VT.CODE R. 14-050-025 I.(f) provides, in relevant part, that vanity plates containing the following are prohibited:
(1) Combination of letters, or numbers with any connotation, in any language, that is vulgar, derogatory, profane, scatological or obscene;
(2) Combinations of letters, or numbers that connote, in any language breast, genitalia, pubic area, or buttocks or relate to sexual or eliminatory functions. Additionally, “69” formats are prohibited unless used in combination with the vehicle make….
(3) Combinations of letters, or numbers that connote, in any language: (i) any illicit drug, narcotic, intoxicant, or related paraphernalia; (ii) the sale, user, or purveyor of such a substance; or (iii) the physiological state produced by such a substance;
(4) Combination of letters, or numbers that refer, in any language, to a race, religion, color, deity, ethnic heritage, gender, sexual orientation, disability status, or political affiliation;
(5) Combinations of letters, or numbers that suggest, in any language, a government or governmental agency;
(6) Combinations of letters or numbers that suggest, in any language, a privilege not given by law in this state;
(7) Combinations of letters or numbers that form, in any language, a slang term, abbreviation, phonetic spelling or mirror image of a word described in (1) through (6)

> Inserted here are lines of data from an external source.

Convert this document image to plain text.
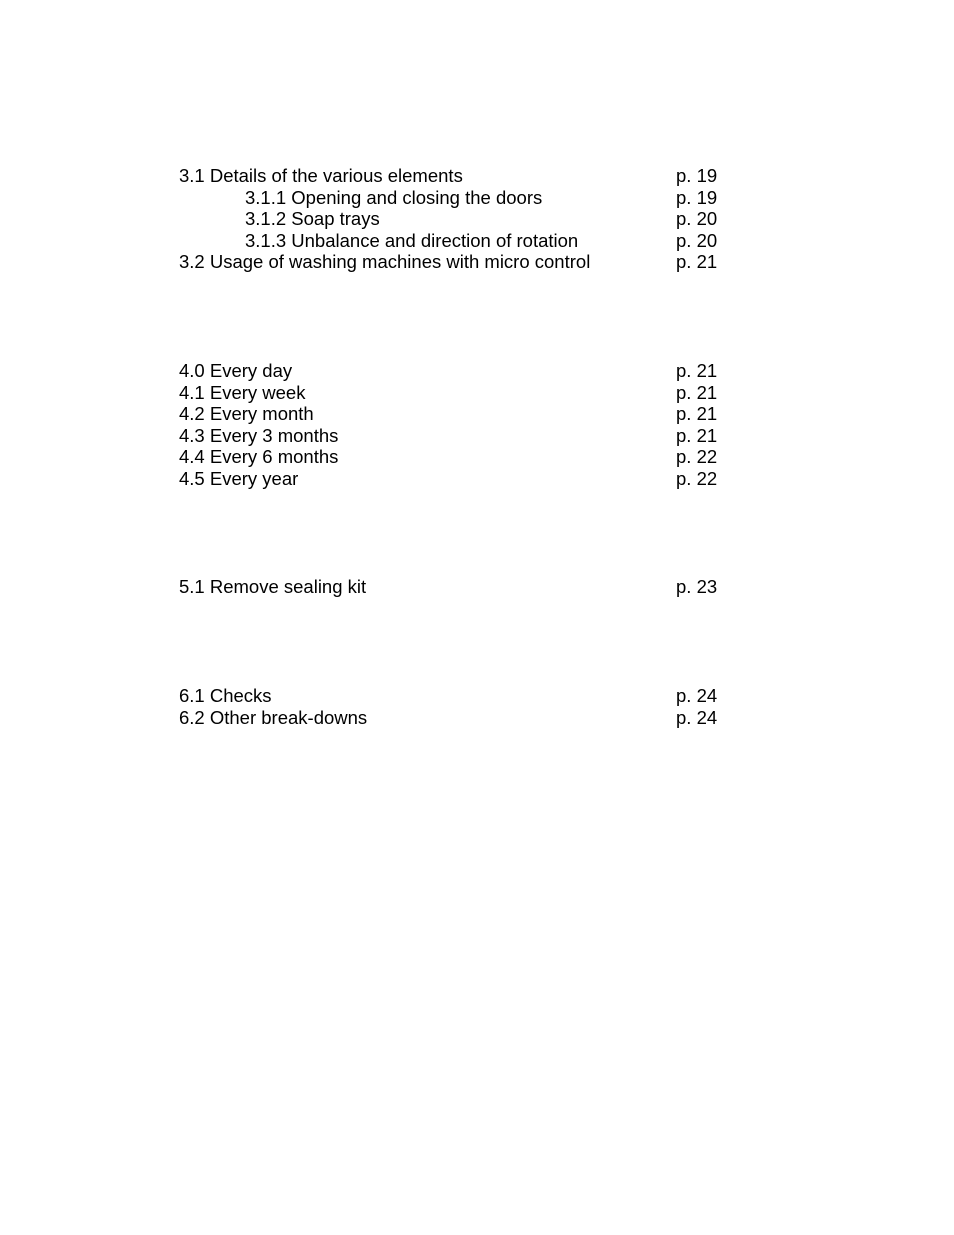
3.1 Details of the various elements	p. 19
3.1.1 Opening and closing the doors	p. 19
3.1.2 Soap trays	p. 20
3.1.3 Unbalance and direction of rotation	p. 20
3.2 Usage of washing machines with micro control	p. 21
4.0 Every day	p. 21
4.1 Every week	p. 21
4.2 Every month	p. 21
4.3 Every 3 months	p. 21
4.4 Every 6 months	p. 22
4.5 Every year	p. 22
5.1 Remove sealing kit	p. 23
6.1 Checks	p. 24
6.2 Other break-downs	p. 24
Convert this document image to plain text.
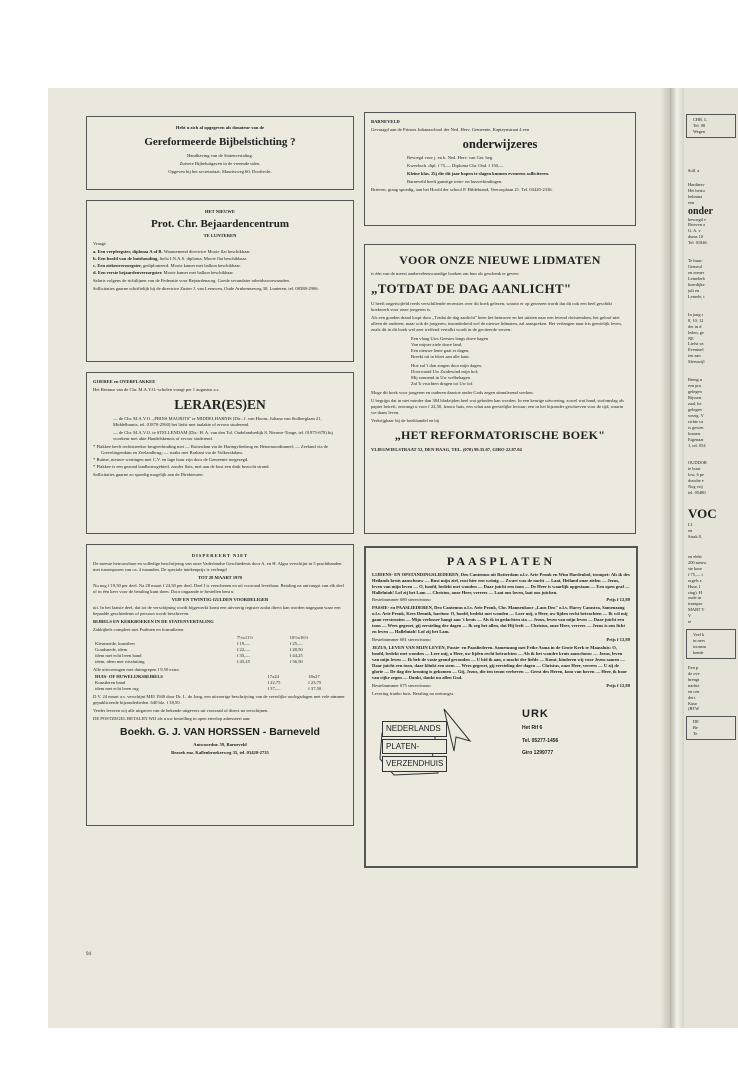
CHR. L
Tel. 08
Wegen
Soll. a
Hardinxv
Het bestu
helmina
een
onder
bevoegd v
Brieven a
G. A. v
dums 10
Tel. 01846
Te huur:
Gemeul
en zomer
Lemelerb
boerdijke
juli en
Lemele, t
In jong r
8, 10, 12
der in d
leden, ge
NE
Liefst va
Eventuel
ten aan
Sleeuwijl
Breng u
een pra
gelegen
Rijssen.
zaal, ke
gelegen
wezig. V
richte ca
is gewen
komen.
Eigenaar
1, tel. 054
OUDDOR
te huur
low, 6 pe
douche e
Nog vrij
tel. 05480
VOC
LI
en
Sisak 8,
en elekt
200 nieuw
ste kour
f 75,— t
orgels v
Huur, I
ring). H
oude in
transpor
MART V
V
te
Veel k
in nerv
toonsm
kende
Een p
de ove
brengt
nachte
en cen
deri.
Kuur
(BTW
DE
Be
Te

Hebt u zich al opgegeven als donateur van de

Gereformeerde Bijbelstichting ?

Handhaving van de Statenvertaling.

Zuivere Bijbeluitgaven in de vreemde talen.

Opgeven bij het secretariaat, Mauritsweg 60, Dordrecht.

HET NIEUWE

Prot. Chr. Bejaardencentrum

TE LUNTEREN

Vraagt:

a. Een verpleegster, diploma A of B. Waarnemend directrice Mooie flat beschikbaar.
b. Een hoofd van de huishouding, liefst I.N.A.S. diploma. Mooie flat beschikbaar.
c. Een ziekenverzorgster, gediplomeerd. Mooie kamer met balkon beschikbaar.
d. Een eerste bejaardenverzorgster. Mooie kamer met balkon beschikbaar.

Salaris volgens de richtlijnen van de Federatie voor Bejaardenzorg. Goede secundaire arbeidsvoorwaarden.

Sollicitaties gaarne schriftelijk bij de directrice Zuster J. van Leeuwen, Oude Arnhemseweg 30, Lunteren, tel. 08388-2906.

GOEREE en OVERFLAKKEE

Het Bestuur van de Chr. M.A.V.O.-scholen vraagt per 1 augustus a.s.

LERAR(ES)EN

— de Chr. M.A.V.O. „PRINS MAURITS" te MIDDELHARNIS (Dir.: J. van Hoorn, Juliana van Stolberglaan 21, Middelharnis, tel. 01870-2560) het liefst met taalakte of ervoor studerend.

— de Chr. M.A.V.O. te STELLENDAM (Dir.: H. A. van den Tol, Oudelandsedijk 8, Nieuwe-Tonge, tel. 01875-678) bij voorkeur met akte Handelskennis of ervoor studerend.

* Flakkee heeft rechtstreekse brugverbinding met — Rotterdam via de Haringvlietbrug en Heinenoordtunnel; — Zeeland via de Grevelingendam en Zeelandbrug; — straks met Brabant via de Volkerakdam.
* Ruime, nieuwe woningen met C.V. en lage huur zijn door de Gemeente toegezegd.
* Flakkee is een gezond landbouwgebied, zonder flats, met aan de kust een druk bezocht strand.

Sollicitaties gaarne zo spoedig mogelijk aan de Direkteuren.

DISPEREERT NIET

De meeste betrouwbare en volledige beschrijving van onze Vaderlandse Geschiedenis door A. en H. Algra verschijnt in 5 prachtbanden met tussenpozen van ca. 4 maanden. De speciale intekenprijs is verlengd

TOT 28 MAART 1970

Nu nog f 19,50 per deel. Na 28 maart f 24,50 per deel. Deel I is verschenen en uit voorraad leverbaar. Betaling na ontvangst van elk deel of in één keer voor de betaling kunt doen. Door ongaande te bestellen bent u

VIJF EN TWINTIG GULDEN VOORDELIGER

uit. In het laatste deel, dat tot de verschijning wordt bijgewerkt komt een uitvoerig register zodat direct kan worden nagegaan waar een bepaalde geschiedenis of persoon wordt beschreven.

BIJBELS EN KERKBOEKEN IN DE STATENVERTALING

Zakbijbels compleet met Psalmen en formulieren

	7½x11½	10½x16½
Kleursnede, kunstleer	f 19,—	f 25,—
Goudsnede, idem	f 22,—	f 28,50
idem met echt leren band	f 35,—	f 44,25
idem, idem met ritssluiting	f 45,25	f 56,50

Alle uitvoeringen met duimgrepen f 9,50 extra.

HUIS- OF HUWELIJKSBIJBELS	17x24	18x27
Kunstleren band	f 22,75	f 23,75
idem met echt leren rug	f 37,—	f 37,50

D.V. 24 maart a.s. verschijnt MEI 1940 door Dr. L. de Jong, een uitvoerige beschrijving van de vreselijke oorlogsdagen met vele nimmer gepubliceerde bijzonderheden. 640 blz. f 18,50.

Verder leveren wij alle uitgaven van de bekende uitgevers uit voorraad of direct na verschijnen.

DE POSTZEGEL BETALEN WIJ als u uw bestelling in open envelop adresseert aan:

Boekh. G. J. VAN HORSSEN - Barneveld

Antwoordnr. 59, Barneveld

Bezoek enz. Kallenbroekerweg 35, tel. 03420-2735

BARNEVELD

Gevraagd aan de Prinses Julianaschool der Ned. Herv. Gemeente, Kapteynstraat 4 een

onderwijzeres

Bevoegd voor j. en k. Ned. Herv. van Ger. beg.

Kweeksch. dipl. f 75,— Diploma Chr. Ond. f 150,—

Kleine klas. Zij die dit jaar hopen te slagen kunnen eveneens solliciteren.

Barneveld heeft gunstige trein- en busverbindingen.

Brieven, graag spoedig, aan het Hoofd der school P. Hildebrand, Veerooplaan 21. Tel. 03420-2336.

VOOR ONZE NIEUWE LIDMATEN

is één van de meest aanbevelenswaardige boeken om hun als geschenk te geven:

„TOTDAT DE DAG AANLICHT"

U heeft ongetwijfeld reeds verschillende recensies over dit boek gelezen, waarin er op gewezen wordt dat dit ook een heel geschikt boekwerk voor onze jongeren is.

Als een gouden draad loopt door „Totdat de dag aanlicht" heen het heimwee en het uitzien naar een levend christendom, het geloof niet alleen de ouderen, maar ook de jongeren, inzonderheid wel de nieuwe lidmaten, zal aanspreken. Het verlangen naar fris geestelijk leven, zoals dit in dit boek wel zeer treffend vertolkt wordt in de geciteerde verzen:

Een vlaag Uws Geestes langs dorre hagen
Van mijner ziele dorre land,
Een nieuwe lente gaat er dagen,
Breekt uit in bloei aan alle kant.
Hoe zal 't dan zingen door mijn dagen,
Doorwaaid Uw Zuidewind mijn hof;
Mij zonnend in Uw welbehagen
Zal 'k vruchten dragen tot Uw lof.

Moge dit boek voor jongeren en ouderen daartoe onder Gods zegen stimulerend werken.

U begrijpt dat in niet minder dan 384 bladzijden heel wat geboden kan worden. In een keurige uitvoering, zowel wat band, stofomslag als papier betreft, ontvangt u voor f 22,50, franco huis, een schat aan geestelijke lectuur; een in het bijzonder geschreven voor de tijd, waarin we thans leven.

Verkrijgbaar bij de boekhandel en bij

„HET REFORMATORISCHE BOEK"

VLIEGWIELSTRAAT 52, DEN HAAG, TEL. (070) 99.35.07, GIRO 22.87.04

PAASPLATEN

LIJDENS- EN OPSTANDINGSLIEDEREN, Deo Cantemus uit Rotterdam o.l.v. Arie Pronk en Wim Hardenbol, trompet: Als ik des Heilands kruis aanschouw — Rust mijn ziel, rust hier een weinig — Zwart was de nacht — Laat, Heiland onze zielen — Jezus, leven van mijn leven — O, hoofd, bedekt met wonden — Daar juicht een toon — De Heer is waarlijk opgestaan — Een open graf — Halleluiah! Lof zij het Lam — Christus, onze Heer, verrees — Laat ons loven, laat ons juichen.

Bestelnummer 680 stereo/mono	Prijs f 12,80

PASSIE- en PAASLIEDEREN, Deo Cantemus o.l.v. Arie Pronk, Chr. Mannenkoor „Laus Deo" o.l.v. Harry Camstra, Samenzang o.l.v. Arie Pronk, Kees Dennik, bariton: O, hoofd, bedekt met wonden — Loer mij, o Heer, uw lijden recht betrachten — Ik wil mij gaan verstrooien — Mijn verlosser hangt aan 't kruis — Als ik in gedachten sta — Jezus, leven van mijn leven — Daar juicht een toon — Wees gegroet, gij eersteling der dagen — Ik zeg het allen, dat Hij leeft — Christus, onze Heer, verrees — Jezus is ons licht en leven — Halleluiah! Lof zij het Lam.

Bestelnummer 681 stereo/mono	Prijs f 12,80

JEZUS, LEVEN VAN MIJN LEVEN, Passie- en Paasliederen. Samenzang met Feike Asma in de Grote Kerk te Maassluis: O, hoofd, bedekt met wonden — Leer mij, o Heer, uw lijden recht betrachten — Als ik het wondre kruis aanschouw — Jezus, leven van mijn leven — Ik heb de vaste grond gevonden — U bid ik aan, o macht der liefde — Komt, kinderen wij voor Jezus samen — Daar juicht een toon, daar klinkt een stem — Wees gegroet, gij eersteling der dagen — Christus, onze Heer, verrees — U zij de glorie — De dag der kroning is gekomen — Gij, Jezus, die ten troon verheven — Geest des Heren, kom van boven — Heer, ik hoor van rijke zegen — Dankt, dankt nu allen God.

Bestelnummer 675 stereo/mono	Prijs f 12,80

Levering franko huis. Betaling na ontvangst.

NEDERLANDS
PLATEN-
VERZENDHUIS
URK
Het Rif 6
Tel. 05277-1456
Giro 1299777
94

VT.CODE R. 14-050-025 I.(g) provides, in relevant part: “[N]otice shall be made in the same manner as license or registration suspensions or revocations … and shall include the right to a prerevocation hearing.”
The DMV first attempted to contact Perry at the address she herself provided. In addition, the November 3 letter of suspension was governed by VT. STAT. ANN. tit. 23, § 204(a), which provides:
(a) A person whose license to operate a motor vehicle, nondriver identification card or whose motor vehicle registration has been issued in error or is suspended or revoked by the commissioner under the provisions of this title shall surrender forthwith his or her license or registration upon demand of the commissioner or his or her authorized inspector or agent. The demand shall be made in person or by notice in writing sent by first class mail to the last known address of the person, and the suspension shall be deemed to be in effect upon the making of the demand, if made in person, or three days after the deposit of the notice in the United States mails, if made in writing.
VT. STAT. ANN. tit.23, § 204(c), provides:
(c) If a presuspension or prerevocation hearing is available by law, the written notice of suspension or revocation shall so state. Unless otherwise specifically provided by statute, a written request for a hearing must be received at the department of motor vehicles within 15 days after the date of the notice or the right to a hearing is deemed to be waived.
As noted, Perry had the option of continuing to drive with temporary plates, and she was notified of this option. Had she exercised this option, Perry would not have waived her right to challenge the revocation of her vanity plates
We find unpersuasive Perry’s claims concerning deficient notice and observe that the DMV attempted to contact her several times at the address that she had provided. The District Court also correctly observed that “[a]ny inconvenience she suffered was a result of her own failure to exchange the license plates erroneously issued to her, not [ ] a result of the state’s refusal to issue her new plates.”